Max Temp of Water Around Heated Square Rod

[skrat]

Homework Statement

A long squared rod with sides $l$, thermal conductivity $\lambda$, specific heat $c_p$ and density $\rho$ is cooled with water with constant temperature. Inside our squared rod we have a long square heater with sides $l/2$ and is completely centered inside the rod. Heat sources per unit volume in this is equal to $q [W/m^3]$. (When calculating the temperature, you can use only the biggest three terms of the sum)
What is the maximum possible temperature of the surrounding water , before the heater starts to melt down? Melting temperature is $T_c$.

Homework Equations

The Attempt at a Solution

I am really not sure this is correct, but at least it is something:
So we have two squares, one with sides $l$ and the other one centered in the first one with sides $l/2$. I have put the origin of my coordinate system in the left bottom corner of the bigger square. This may not be a really good idea but there is a good reason why I chose this option.

And the reason is, that if the origin is there, than the function that solves $\nabla ^2T(x,y)=0$ is $$T(x,y)=\sum_{n,m}A_{n,m}sin(\frac{n\pi}{l}x)sin(\frac{n\pi}{l}y)$$ Of course the equation I am solving is not $\nabla ^2T=0$ instead I have to consider the heater! Therefore $\nabla ^2 T(x,y)=-\frac{q}{\rho c_p D}$.

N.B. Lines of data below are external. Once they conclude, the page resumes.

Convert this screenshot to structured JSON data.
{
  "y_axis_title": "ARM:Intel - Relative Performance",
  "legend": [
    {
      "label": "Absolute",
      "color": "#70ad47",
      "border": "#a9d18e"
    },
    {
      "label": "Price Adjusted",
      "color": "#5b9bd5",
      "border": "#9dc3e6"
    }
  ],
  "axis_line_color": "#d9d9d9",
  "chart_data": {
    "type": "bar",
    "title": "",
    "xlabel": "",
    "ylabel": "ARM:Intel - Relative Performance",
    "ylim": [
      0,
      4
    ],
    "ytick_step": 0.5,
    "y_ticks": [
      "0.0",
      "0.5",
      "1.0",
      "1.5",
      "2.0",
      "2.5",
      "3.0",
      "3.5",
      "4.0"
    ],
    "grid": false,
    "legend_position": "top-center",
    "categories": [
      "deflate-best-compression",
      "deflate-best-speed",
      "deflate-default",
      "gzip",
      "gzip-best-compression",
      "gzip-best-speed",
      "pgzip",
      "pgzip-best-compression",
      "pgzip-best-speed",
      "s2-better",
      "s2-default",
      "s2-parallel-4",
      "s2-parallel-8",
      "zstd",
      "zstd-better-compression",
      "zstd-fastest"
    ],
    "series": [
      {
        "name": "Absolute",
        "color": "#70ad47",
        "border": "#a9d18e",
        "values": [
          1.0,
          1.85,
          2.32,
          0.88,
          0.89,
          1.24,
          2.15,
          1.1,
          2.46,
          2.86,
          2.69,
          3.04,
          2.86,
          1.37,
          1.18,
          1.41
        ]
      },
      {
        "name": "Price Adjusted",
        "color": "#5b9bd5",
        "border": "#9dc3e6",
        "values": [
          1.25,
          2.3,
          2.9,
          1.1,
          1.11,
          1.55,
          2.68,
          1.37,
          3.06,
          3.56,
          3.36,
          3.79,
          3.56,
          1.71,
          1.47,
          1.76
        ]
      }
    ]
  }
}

Meaning I should write $\frac{q}{\rho c_p D}$ in terms of this sum $T(x,y)=\sum_{n,m}C_{n,m}sin(\frac{n\pi}{l}x)sin(\frac{n\pi}{l}y)$, so let's do that: $$\frac{q}{\rho c_p D}\int_{l/4}^{3l/4}\int _{l/4}^{3l/4}sin(\frac{n\pi}{l}x)sin(\frac{n\pi}{l}y)dxdy=C_{n,m}(\frac l 2)^2$$ Which brings me to $$C=\frac{8q}{\rho c_p D\pi ^2}\frac{1}{mn}$$ but only for (both) odd $m$ and $n$.
So finally $$\frac{q}{\rho c_p D}=\sum_{m,n}\frac{8q}{\rho c_p D\pi ^2}\frac{1}{mn}sin(\frac{n\pi}{l}x)sin(\frac{n\pi}{l}y)$$

Now I can start solving $\nabla ^2 T(x,y)=-\frac{q}{\rho c_p D}$ $$\sum _{m,n}A_{m,n}\frac{\pi ^2}{l^2}(m^2+n^2)sin(\frac{n\pi}{l}x)sin(\frac{n\pi}{l}y)=-\sum_{m,n}\frac{8q}{\rho c_p D\pi ^2}\frac{1}{mn}sin(\frac{n\pi}{l}x)sin(\frac{n\pi}{l}y)$$ Which brings me to
$$A_{m,n}=\frac{8qL^2}{\rho c_pD\pi^4}\frac{1}{mn(m^2+n^2)}$$ Therefore the solution should be $$ T(x,y)=\sum_{\text{odd} m,n}\frac{8qL^2}{\rho c_pD\pi^4}\frac{1}{mn(m^2+n^2)}sin(\frac{n\pi}{l}x)sin(\frac{n\pi}{l}y)$$

Now to calculate the temperature I think I should do this, but I am really not so sure about this part: $$P=\lambda S\frac{\Delta T}{L/4}$$ where $P=\int qdV$ so $$\int qdV=\lambda S\frac{T_c-T_x}{L/4}$$ where I used notation $T_x$ for the temperature that I hope the problem is asking after...

Hmm. What do you think?

 

[BvU]

This is not a contribution, just some questions:
I imagine the rod is solid and the inner rod, same material properties, is the heat source. I would expect from symmetry that it's enough to consider one eigth, e.g. (with the origin at the axis of the rod) from x-axis to the line y=x. x-axis points to the middle of a side, y=x to an edge.
Is that the right idea ?

Heat is generated from x=0 to x=l/4 and the boundary conditions are: T gradient $\perp$ the lines mentioned and T = T_water at x =l/2 .
Sound reasonable ?

 

[skrat]

This is not a contribution, just some questions:
I imagine the rod is solid and the inner rod, same material properties, is the heat source. I would expect from symmetry that it's enough to consider one eigth, e.g. (with the origin at the axis of the rod) from x-axis to the line y=x. x-axis points to the middle of a side, y=x to an edge.
Is that the right idea ?

I can't see any problems with it. By the way, that is an interesting idea.

Heat is generated from x=0 to x=l/4 and the boundary conditions are: T gradient $\perp$ the lines mentioned and T = T_water at x =l/2 .
Sound reasonable ?

Sounds very reasonable! Hopefully I will have some time left to check if the results match with the original post.